Witnessing the day-to-day progress of their hard work was the driving force for youngsters and adults alike, Doar says.
"When they started on Monday they didn't have anything," she says. "By the end of the week they had these houses that they had built that were special gifts."
Because each day of camp also involved reading about Habitat for Humanity's work and families in need of housing, the children understood that they were part of a bigger undertaking, Smith says. This gave them a great sense of pride and ownership.
Nicki Gordon, a Willow Glen mother who helped out with the camp, says her daughters Ryan, 5, and Annika, 3, were never disappointed that the playhouses could not be taken home.
"Even my 3-year-old understood that they were making these houses for kids who are underprivileged," she says. "It gave it a good cause. You were not just going to summer school to have fun, you were doing something for other people.
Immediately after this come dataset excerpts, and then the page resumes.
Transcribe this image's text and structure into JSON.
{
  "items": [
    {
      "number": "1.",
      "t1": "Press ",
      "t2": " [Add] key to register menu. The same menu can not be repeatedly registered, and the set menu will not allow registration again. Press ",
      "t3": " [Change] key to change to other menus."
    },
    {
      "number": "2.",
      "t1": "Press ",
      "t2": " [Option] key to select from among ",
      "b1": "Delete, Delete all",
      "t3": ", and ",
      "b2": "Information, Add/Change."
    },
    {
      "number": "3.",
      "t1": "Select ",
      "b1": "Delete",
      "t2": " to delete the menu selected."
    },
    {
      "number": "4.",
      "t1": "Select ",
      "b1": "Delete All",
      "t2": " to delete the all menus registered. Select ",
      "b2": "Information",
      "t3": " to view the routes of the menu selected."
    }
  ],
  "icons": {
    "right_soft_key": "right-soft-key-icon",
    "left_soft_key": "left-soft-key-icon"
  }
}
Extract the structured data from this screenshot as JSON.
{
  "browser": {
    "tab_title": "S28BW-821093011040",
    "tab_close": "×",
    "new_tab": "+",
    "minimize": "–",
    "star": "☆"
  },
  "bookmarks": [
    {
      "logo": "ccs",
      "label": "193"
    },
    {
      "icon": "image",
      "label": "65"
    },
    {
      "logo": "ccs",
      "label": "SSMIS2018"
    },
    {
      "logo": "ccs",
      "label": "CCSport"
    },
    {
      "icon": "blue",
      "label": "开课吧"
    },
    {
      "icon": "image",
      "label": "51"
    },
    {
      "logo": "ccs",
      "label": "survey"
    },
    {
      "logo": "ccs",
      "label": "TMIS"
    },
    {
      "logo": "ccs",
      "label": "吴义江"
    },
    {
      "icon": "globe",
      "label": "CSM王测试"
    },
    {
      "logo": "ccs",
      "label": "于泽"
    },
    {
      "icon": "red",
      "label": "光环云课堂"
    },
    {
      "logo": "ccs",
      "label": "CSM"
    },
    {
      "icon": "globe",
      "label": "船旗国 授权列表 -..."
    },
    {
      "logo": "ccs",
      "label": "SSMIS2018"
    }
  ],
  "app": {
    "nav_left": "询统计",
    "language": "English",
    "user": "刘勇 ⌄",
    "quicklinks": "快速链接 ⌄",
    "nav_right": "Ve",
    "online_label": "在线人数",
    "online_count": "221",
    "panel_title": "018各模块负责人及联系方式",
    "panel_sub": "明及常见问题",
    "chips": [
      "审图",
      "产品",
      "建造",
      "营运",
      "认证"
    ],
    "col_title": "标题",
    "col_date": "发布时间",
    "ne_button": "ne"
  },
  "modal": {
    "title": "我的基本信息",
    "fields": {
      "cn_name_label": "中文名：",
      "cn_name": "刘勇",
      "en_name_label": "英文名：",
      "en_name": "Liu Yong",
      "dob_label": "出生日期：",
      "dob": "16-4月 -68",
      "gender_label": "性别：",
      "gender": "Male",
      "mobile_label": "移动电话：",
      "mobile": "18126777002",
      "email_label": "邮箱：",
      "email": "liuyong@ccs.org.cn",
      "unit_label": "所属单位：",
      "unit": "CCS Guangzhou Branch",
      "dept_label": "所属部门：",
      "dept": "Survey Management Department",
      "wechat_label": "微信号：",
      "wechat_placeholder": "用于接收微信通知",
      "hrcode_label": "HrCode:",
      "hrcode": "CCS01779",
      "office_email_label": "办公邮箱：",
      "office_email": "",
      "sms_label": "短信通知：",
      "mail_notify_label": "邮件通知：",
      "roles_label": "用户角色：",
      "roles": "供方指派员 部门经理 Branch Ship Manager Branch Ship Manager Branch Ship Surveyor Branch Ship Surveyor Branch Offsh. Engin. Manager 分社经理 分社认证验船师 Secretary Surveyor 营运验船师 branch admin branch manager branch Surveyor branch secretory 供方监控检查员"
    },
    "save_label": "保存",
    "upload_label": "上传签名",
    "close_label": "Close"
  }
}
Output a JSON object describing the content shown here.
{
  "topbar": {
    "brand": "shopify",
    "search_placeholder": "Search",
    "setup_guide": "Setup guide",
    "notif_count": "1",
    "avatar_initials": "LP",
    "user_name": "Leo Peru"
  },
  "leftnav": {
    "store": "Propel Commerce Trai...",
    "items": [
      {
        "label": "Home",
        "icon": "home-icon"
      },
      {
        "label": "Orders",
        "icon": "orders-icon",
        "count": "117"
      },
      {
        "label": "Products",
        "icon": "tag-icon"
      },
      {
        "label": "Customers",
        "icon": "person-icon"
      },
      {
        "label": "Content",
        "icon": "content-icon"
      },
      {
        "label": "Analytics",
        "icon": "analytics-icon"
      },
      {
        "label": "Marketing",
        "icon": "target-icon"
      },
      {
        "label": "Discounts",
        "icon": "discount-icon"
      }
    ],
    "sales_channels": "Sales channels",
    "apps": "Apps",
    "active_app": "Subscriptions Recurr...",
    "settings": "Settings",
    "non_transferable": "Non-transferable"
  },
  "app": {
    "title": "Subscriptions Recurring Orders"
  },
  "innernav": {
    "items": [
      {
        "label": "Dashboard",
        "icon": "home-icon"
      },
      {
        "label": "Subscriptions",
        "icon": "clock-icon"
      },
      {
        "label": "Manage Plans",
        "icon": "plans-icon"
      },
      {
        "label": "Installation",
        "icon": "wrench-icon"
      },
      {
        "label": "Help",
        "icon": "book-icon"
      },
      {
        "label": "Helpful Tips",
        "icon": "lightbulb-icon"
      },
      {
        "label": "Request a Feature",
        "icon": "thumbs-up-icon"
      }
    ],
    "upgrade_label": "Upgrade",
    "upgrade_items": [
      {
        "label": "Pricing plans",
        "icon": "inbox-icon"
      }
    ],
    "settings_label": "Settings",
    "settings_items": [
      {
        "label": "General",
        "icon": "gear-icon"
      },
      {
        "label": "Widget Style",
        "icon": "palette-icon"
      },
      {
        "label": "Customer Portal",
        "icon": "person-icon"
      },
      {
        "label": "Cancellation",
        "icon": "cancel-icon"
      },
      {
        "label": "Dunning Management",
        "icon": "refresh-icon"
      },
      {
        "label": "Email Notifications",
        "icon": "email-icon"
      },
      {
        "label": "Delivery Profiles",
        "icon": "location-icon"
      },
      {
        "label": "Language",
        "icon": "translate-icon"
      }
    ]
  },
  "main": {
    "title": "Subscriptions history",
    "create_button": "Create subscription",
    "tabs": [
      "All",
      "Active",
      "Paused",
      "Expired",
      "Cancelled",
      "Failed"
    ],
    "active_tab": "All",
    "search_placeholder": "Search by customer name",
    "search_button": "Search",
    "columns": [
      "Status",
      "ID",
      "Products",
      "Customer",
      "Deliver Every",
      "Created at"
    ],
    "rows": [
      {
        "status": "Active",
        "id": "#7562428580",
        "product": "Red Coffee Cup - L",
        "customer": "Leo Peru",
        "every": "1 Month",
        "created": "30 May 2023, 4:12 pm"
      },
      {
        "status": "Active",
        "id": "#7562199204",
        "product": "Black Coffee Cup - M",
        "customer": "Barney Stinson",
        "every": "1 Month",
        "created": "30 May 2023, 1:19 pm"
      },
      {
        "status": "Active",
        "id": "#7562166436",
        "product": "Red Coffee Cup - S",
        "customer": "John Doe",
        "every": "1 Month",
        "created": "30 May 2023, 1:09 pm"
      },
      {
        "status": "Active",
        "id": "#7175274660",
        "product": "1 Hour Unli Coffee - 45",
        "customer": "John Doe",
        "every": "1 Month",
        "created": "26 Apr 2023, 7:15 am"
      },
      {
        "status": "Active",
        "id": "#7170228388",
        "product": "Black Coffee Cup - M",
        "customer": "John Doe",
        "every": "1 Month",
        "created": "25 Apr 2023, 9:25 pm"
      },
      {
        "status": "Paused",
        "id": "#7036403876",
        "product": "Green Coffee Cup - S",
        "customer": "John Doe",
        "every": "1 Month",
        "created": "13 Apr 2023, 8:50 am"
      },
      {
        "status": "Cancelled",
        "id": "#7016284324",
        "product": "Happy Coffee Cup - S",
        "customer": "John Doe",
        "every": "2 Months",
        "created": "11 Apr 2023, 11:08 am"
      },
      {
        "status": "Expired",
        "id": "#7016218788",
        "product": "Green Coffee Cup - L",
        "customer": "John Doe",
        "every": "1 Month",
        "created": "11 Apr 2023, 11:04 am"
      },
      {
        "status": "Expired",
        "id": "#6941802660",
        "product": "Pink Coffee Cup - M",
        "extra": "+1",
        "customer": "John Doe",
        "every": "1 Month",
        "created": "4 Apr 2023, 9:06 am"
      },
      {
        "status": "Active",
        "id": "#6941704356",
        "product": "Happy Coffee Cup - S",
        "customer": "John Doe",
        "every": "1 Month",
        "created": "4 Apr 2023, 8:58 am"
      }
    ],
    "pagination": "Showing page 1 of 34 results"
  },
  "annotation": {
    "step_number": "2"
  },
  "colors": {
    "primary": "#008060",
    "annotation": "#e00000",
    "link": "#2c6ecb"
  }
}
For the adults and the kids, that made it really special."
Her girls were especially thrilled when during the blessing and dedication ceremony on the last day of camp they got to see photographs of the families who will receive the playhouses, Gordon says.
The playhouses will remain at the Methodist Church until the Habitat for Humanity homes are completed next spring.
During the dedication ceremony, the young builders were honored with Habitat for Humanity pins reading "building communities for generations to come."
Smith says the slogan was fitting.
"I think it's crucial that our kids know that they can make a difference," she says. "I really believe that we need to give our kids a chance and they can show us what they can do."